The BP Deepwater Horizon catastrophe and resultant litigation is no exception to that time-worn reality that takes place in U.S. courts daily.
One group of experts paid by BP will try to minimize the potential effects of Corexit dispersant, while another group of experts fear that grave damage will result because of the overuse of the dispersant Corexit:
We oppose the use of chemical dispersants in the Gulf, and urgently recommend an immediate halt to their application. We believe that Corexit dispersants, in combination with crude oil, pose grave health risks to marine life and human health, and threaten to deplete critical niches in the Gulf food web that may never recover.(Dr. Shaw et al., emphasis added). Now it has been discovered that the dispersant has made its way into the low end of the food chain of the Gulf:
Scientists have found signs of an oil-and-dispersant mix under the shells of tiny blue crab larvae in the Gulf of Mexico, the first clear indication that the unprecedented use of dispersants in the BP oil spill has broken up the oil into toxic droplets so tiny that they can easily enter the food chain.(Huffington Post). The damage is cumulative, since bigger fish eat contaminated larvae, then even bigger fish eat those fish, and on and on until the disaster is of apocalyptic proportions:
Marine biologists started finding orange blobs under the translucent shells of crab larvae in May, and have continued to find them "in almost all" of the larvae they collect, all the way from Grand Isle, Louisiana, to Pensacola, Fla. -- more than 300 miles of coastline -- said Harriet Perry, a biologist with the University of Southern Mississippi's Gulf Coast Research Laboratory.
And now, a team of researchers from Tulane University using infrared spectrometry to determine the chemical makeup of the blobs has detected the signature for Corexit, the dispersant BP used so widely ...
Though all dispersants are potentially dangerous when applied in such volumes, Corexit is particularly toxic. It contains petroleum solvents and a chemical that, when ingested, ruptures red blood cells and causes internal bleeding. It is also bioaccumulative, meaning its concentration intensifies as it moves up the food chain.(NY Times). This outcome was foreseeable as Dredd Blog pointed out a while back.
The timing for exposure to these chemicals could not be worse. Herring and other small fish hatch in the spring, and the larvae are especially vulnerable. As they die, disaster looms for the larger predator fish, as well as dolphins and whales.
As I swam back to the surface, some big fish came up to the boat — cobia, amberjacks weighing up to 60 pounds — looking for a handout.
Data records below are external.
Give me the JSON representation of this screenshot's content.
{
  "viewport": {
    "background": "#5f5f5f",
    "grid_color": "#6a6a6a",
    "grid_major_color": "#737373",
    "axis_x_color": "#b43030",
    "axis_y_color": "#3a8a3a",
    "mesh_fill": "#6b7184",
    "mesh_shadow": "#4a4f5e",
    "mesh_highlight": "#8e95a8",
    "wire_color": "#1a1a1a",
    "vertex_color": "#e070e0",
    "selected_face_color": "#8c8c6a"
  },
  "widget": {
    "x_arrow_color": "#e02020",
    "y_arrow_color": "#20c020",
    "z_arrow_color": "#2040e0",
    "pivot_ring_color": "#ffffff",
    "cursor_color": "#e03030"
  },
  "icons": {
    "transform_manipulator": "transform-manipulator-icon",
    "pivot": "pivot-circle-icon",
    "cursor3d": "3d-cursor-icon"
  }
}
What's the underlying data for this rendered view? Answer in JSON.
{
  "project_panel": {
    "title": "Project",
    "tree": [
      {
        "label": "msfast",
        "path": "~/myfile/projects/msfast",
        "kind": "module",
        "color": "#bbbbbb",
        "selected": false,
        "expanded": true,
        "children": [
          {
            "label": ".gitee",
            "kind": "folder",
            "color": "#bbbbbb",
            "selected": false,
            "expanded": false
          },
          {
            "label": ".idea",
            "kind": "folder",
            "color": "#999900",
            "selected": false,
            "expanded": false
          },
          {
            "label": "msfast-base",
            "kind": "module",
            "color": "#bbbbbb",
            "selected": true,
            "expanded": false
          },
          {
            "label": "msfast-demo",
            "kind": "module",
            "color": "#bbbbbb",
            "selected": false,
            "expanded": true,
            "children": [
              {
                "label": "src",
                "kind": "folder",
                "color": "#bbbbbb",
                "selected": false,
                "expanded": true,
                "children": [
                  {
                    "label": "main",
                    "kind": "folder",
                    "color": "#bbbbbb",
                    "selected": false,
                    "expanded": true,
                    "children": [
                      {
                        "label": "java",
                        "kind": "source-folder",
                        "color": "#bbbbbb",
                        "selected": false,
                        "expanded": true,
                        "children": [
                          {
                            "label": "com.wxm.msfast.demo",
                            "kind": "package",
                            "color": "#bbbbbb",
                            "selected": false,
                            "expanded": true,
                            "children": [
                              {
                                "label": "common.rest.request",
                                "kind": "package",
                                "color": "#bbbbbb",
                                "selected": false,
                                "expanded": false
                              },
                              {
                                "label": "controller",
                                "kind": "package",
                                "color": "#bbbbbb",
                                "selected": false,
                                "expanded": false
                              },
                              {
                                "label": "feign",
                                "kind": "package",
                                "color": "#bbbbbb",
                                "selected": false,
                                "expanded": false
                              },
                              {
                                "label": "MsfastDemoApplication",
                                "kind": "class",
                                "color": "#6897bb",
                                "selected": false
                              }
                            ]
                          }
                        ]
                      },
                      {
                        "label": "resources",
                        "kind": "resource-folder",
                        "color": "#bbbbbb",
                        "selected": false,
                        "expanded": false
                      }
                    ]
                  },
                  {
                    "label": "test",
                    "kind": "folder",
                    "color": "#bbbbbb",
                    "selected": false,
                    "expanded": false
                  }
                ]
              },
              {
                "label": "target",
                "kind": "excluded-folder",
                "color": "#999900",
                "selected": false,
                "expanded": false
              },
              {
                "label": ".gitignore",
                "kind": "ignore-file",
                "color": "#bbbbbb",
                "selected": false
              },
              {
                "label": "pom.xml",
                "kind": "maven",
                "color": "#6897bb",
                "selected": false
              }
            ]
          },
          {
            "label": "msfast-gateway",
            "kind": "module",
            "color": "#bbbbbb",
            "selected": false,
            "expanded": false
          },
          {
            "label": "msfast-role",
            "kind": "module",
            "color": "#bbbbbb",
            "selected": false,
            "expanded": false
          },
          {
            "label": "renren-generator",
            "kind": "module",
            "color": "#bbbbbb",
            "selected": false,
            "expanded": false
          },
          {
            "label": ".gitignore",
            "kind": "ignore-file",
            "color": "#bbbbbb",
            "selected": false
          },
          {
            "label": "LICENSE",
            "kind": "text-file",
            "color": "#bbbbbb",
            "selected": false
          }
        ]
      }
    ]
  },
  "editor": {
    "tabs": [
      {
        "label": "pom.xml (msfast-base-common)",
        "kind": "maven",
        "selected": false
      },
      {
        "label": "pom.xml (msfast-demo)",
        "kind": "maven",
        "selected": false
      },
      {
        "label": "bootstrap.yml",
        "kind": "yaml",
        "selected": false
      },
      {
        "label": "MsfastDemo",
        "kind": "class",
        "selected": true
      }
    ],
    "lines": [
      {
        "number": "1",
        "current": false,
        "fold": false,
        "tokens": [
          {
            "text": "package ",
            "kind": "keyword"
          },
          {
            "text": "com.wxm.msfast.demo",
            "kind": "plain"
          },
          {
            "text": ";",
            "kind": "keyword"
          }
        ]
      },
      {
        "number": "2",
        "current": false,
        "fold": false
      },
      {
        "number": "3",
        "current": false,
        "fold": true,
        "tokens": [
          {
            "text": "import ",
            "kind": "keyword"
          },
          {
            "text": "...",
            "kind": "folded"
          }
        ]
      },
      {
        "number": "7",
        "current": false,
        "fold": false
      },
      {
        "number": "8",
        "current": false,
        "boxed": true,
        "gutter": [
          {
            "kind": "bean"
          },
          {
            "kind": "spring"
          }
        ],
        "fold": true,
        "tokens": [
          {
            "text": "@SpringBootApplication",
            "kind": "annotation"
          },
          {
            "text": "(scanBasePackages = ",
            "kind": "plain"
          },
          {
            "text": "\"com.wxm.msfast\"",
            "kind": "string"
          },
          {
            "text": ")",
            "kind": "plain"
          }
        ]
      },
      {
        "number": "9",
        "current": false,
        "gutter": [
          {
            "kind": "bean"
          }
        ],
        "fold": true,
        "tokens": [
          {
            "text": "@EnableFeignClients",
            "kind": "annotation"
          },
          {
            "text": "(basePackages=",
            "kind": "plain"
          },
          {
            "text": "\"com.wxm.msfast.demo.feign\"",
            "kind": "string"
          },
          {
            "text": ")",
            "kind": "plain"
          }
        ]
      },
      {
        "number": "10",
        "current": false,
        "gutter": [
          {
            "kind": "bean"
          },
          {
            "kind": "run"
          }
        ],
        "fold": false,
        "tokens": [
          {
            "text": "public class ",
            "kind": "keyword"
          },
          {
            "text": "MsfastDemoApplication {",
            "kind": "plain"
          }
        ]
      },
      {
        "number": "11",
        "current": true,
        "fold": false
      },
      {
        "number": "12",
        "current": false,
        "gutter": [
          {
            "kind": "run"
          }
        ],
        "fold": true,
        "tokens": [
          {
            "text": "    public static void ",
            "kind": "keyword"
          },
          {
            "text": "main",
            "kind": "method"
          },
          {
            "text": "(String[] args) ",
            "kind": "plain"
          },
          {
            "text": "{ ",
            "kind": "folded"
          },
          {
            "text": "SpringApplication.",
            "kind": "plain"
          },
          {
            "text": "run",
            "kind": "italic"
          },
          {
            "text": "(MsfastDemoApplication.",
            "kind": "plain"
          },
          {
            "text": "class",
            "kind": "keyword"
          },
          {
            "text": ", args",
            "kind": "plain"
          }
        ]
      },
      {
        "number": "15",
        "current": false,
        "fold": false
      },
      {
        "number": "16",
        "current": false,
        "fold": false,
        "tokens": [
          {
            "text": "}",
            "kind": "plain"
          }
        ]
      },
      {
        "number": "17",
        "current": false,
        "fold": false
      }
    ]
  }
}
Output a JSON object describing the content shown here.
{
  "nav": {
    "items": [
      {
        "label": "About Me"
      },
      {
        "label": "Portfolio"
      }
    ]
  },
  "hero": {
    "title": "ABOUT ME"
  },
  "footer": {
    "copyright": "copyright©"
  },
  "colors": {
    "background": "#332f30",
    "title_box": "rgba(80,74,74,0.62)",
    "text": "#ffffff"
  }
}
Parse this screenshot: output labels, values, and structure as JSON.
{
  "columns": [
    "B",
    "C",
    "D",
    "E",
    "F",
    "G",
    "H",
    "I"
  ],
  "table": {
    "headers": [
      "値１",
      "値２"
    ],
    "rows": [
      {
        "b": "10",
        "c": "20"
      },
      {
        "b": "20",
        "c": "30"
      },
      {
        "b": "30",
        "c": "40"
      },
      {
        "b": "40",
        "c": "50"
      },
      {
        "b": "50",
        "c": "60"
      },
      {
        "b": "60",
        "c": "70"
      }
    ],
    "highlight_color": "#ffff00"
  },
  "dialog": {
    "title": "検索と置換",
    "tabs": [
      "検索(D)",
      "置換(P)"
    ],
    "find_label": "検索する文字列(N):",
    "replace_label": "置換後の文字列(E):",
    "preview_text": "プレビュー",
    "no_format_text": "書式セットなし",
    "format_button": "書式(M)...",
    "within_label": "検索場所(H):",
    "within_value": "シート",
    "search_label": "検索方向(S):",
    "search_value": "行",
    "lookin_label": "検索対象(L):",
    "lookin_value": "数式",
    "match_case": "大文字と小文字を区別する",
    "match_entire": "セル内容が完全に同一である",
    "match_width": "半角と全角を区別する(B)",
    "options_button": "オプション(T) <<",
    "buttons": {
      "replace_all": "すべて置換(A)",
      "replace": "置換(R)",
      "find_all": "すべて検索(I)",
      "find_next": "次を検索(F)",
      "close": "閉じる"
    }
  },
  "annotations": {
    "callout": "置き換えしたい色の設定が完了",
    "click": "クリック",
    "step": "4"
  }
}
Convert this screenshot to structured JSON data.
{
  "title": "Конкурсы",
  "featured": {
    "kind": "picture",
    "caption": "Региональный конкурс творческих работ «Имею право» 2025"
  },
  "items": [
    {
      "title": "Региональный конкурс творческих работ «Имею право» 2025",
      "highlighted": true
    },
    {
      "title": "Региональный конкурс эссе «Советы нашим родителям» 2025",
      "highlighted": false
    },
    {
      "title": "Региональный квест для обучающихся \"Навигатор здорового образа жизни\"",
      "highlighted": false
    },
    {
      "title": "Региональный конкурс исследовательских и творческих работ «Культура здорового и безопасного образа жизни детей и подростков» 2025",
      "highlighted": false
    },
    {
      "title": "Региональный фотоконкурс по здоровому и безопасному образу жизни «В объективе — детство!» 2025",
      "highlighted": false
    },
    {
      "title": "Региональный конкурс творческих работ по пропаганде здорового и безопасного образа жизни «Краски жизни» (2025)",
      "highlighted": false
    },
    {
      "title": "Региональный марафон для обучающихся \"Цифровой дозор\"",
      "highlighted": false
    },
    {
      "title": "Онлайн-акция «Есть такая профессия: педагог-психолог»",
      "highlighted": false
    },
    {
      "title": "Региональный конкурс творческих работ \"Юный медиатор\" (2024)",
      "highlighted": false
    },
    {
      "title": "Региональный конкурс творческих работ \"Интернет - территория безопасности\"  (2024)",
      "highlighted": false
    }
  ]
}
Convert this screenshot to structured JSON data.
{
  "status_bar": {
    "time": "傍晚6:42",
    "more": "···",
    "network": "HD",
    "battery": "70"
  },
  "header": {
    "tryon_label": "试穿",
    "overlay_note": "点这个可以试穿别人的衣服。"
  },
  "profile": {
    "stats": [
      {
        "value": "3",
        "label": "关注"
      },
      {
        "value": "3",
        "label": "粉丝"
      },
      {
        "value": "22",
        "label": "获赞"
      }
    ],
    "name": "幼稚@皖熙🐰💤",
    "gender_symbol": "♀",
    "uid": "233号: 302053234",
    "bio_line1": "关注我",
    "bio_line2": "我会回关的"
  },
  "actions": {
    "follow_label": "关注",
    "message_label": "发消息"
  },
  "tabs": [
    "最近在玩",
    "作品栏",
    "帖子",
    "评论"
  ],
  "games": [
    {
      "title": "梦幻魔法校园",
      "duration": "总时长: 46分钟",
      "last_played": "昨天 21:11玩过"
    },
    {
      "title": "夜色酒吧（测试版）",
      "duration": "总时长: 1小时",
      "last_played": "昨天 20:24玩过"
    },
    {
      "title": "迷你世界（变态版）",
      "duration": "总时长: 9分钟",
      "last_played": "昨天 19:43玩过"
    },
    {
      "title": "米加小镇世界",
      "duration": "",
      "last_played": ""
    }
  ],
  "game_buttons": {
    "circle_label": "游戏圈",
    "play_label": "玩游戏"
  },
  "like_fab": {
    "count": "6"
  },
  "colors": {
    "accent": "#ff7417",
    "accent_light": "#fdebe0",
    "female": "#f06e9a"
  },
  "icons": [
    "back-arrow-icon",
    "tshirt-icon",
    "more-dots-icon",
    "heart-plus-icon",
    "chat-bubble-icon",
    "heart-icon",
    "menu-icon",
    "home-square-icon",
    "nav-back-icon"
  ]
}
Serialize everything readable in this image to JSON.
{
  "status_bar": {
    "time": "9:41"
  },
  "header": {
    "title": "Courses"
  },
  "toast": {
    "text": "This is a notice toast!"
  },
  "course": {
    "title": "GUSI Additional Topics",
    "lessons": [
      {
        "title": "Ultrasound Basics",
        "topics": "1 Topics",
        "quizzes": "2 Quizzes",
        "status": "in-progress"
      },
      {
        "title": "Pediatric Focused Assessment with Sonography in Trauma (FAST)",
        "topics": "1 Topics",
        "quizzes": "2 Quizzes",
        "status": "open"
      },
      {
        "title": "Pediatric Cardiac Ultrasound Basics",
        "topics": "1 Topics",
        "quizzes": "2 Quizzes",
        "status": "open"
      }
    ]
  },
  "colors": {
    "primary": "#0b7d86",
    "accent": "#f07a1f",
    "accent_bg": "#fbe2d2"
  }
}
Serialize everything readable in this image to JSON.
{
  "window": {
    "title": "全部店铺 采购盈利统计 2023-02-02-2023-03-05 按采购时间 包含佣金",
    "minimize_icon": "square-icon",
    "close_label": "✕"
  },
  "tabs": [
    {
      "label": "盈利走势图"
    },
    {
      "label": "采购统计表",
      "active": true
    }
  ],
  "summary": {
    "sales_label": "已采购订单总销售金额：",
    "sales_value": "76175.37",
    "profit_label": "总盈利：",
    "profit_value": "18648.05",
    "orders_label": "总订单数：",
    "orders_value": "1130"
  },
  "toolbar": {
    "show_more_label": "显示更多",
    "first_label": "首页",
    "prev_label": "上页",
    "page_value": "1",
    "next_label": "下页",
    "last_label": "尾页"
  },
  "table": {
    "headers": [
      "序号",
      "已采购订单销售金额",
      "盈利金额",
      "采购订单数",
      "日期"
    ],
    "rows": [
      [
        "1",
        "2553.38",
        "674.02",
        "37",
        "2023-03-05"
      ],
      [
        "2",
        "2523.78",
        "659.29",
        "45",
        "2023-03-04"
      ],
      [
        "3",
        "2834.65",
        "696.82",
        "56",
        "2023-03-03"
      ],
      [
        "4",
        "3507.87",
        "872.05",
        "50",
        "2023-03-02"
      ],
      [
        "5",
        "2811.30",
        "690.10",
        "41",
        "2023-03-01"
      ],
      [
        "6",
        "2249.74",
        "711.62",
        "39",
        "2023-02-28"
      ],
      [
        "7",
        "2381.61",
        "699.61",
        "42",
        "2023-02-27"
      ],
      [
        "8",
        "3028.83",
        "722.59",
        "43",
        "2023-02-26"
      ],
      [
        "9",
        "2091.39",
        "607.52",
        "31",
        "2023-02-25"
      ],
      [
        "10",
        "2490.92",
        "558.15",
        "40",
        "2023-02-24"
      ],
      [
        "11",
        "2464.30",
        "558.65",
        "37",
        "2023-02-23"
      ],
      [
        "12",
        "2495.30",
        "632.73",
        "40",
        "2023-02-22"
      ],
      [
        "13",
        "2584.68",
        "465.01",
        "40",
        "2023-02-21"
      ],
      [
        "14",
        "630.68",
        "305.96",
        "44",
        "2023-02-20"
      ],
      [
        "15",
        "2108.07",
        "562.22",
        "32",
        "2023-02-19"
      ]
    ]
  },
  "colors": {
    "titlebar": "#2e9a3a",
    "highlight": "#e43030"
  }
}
These are the fish that have made the Gulf a famously productive fishing area. But they rely on the forage fish that are now being devastated by the combined effects of oil and chemical dispersants. In a short time, the predator fish will either starve or sicken and die from eating highly contaminated forage fish.
Here is a look at the reality BP is desperately trying to cover up.
EPA lied about air pollution dangers in the aftermath of the Three Towers during the clean up after 911, and republicans recently stopped the vote to give health coverage to those "first responders" at ground zero.
They are doing the same thing with the Deepwater Horizon catastrophe, lying about the effects on the food chain, contrary to notable scientists.
People in that area will die or become ill from the toxins spread in the Gulf of Mexico, like some 900 of the first responders at ground zero did.